Женщина умоляюще посмотрела на Дюлу.
Мальчик, твой дядя всегда так храпит?
Нет, не всегда, — признался Плотовщик. — Иногда еще громче.
Господи! Мой муж тоже храпит. Но это… такого храпа я никогда не слыхала.
Иногда он перестает, — успокоил ее Плотовщик, — иногда совсем перестает и спит тихо.

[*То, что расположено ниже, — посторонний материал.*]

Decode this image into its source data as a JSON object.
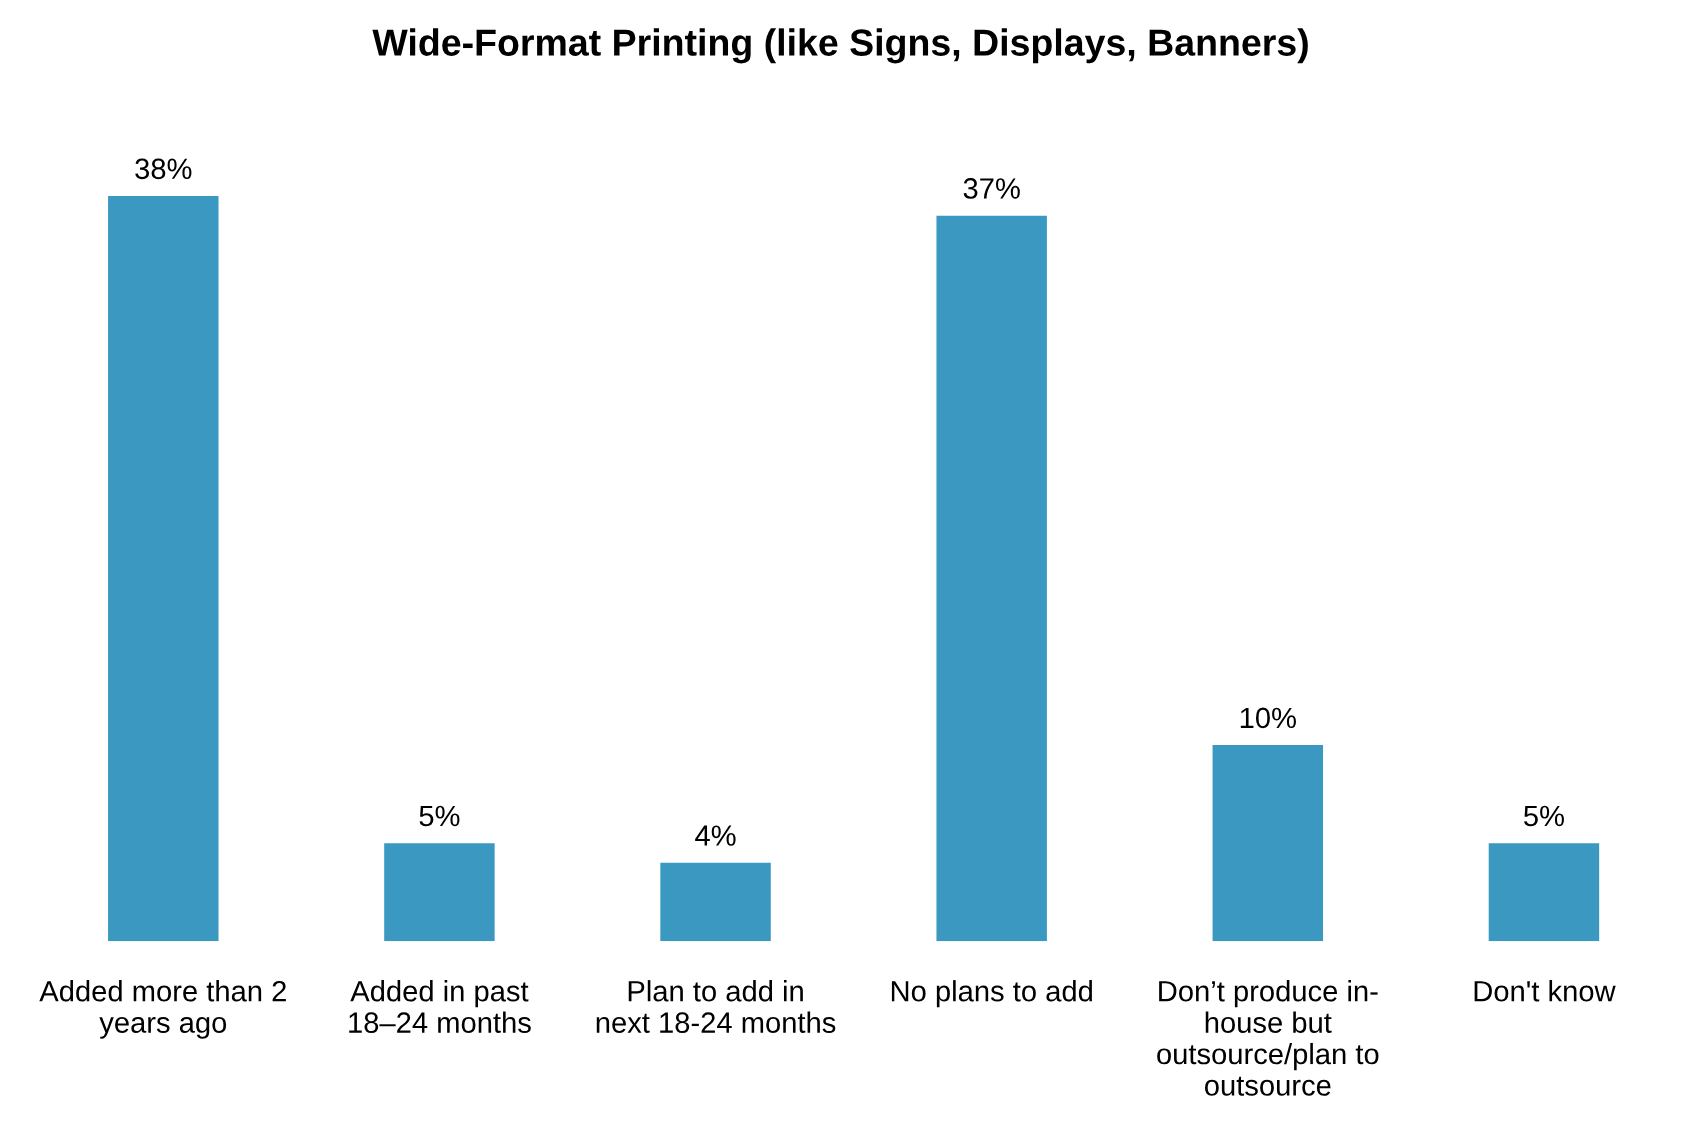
{
  "chart_data": {
    "type": "bar",
    "title": "Wide-Format Printing (like Signs, Displays, Banners)",
    "categories": [
      "Added more than 2 years ago",
      "Added in past 18–24 months",
      "Plan to add in next 18-24 months",
      "No plans to add",
      "Don’t produce in-house but outsource/plan to outsource",
      "Don't know"
    ],
    "values": [
      38,
      5,
      4,
      37,
      10,
      5
    ],
    "value_labels": [
      "38%",
      "5%",
      "4%",
      "37%",
      "10%",
      "5%"
    ],
    "color": "#3a98c1",
    "grid": false,
    "legend": false
  }
}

Женщина заткнула уши ватой, а лицо закрыла носовым платком.
— При свете не могу спать, — объяснила она.
Но, закрывшись носовым платком, как видно, вполне могла, потому что вскоре к храпу дяди Иштвана присоединились странные звуки:
— Пхюю… пхююю… пхюю…
Дюла огляделся по сторонам, разыскивая источник незнакомых звуков, и с удивлением обнаружил, что каждый раз, когда раздаются свистящие переливы, носовой платок на лице женщины колышется, как парус на ветру.
Плотовщик довольно непочтительно усмехнулся, потом подумал, что было бы неплохо почитать что-нибудь, но неизвестно, куда запаковала книги мама Пири.
«Ну что же тогда мне делать?» — спросил себя Лайош Дюла и, не получив ответа, сладко заснул, несмотря на фуканье незнакомой дамы и храп дяди Иштвана.
Он проснулся оттого, что дядя Иштван тряс его руку. В окно вливался прохладный ветерок.
— Малыш, лошади забрались в овес!
Дюла вскочил. Ни женщины, ни ее носового платка в купе не было. Не было даже вещей в багажной сетке.
— Не пугайся, наши вещи я уже передал в окно. Пошли, лошади зябнут.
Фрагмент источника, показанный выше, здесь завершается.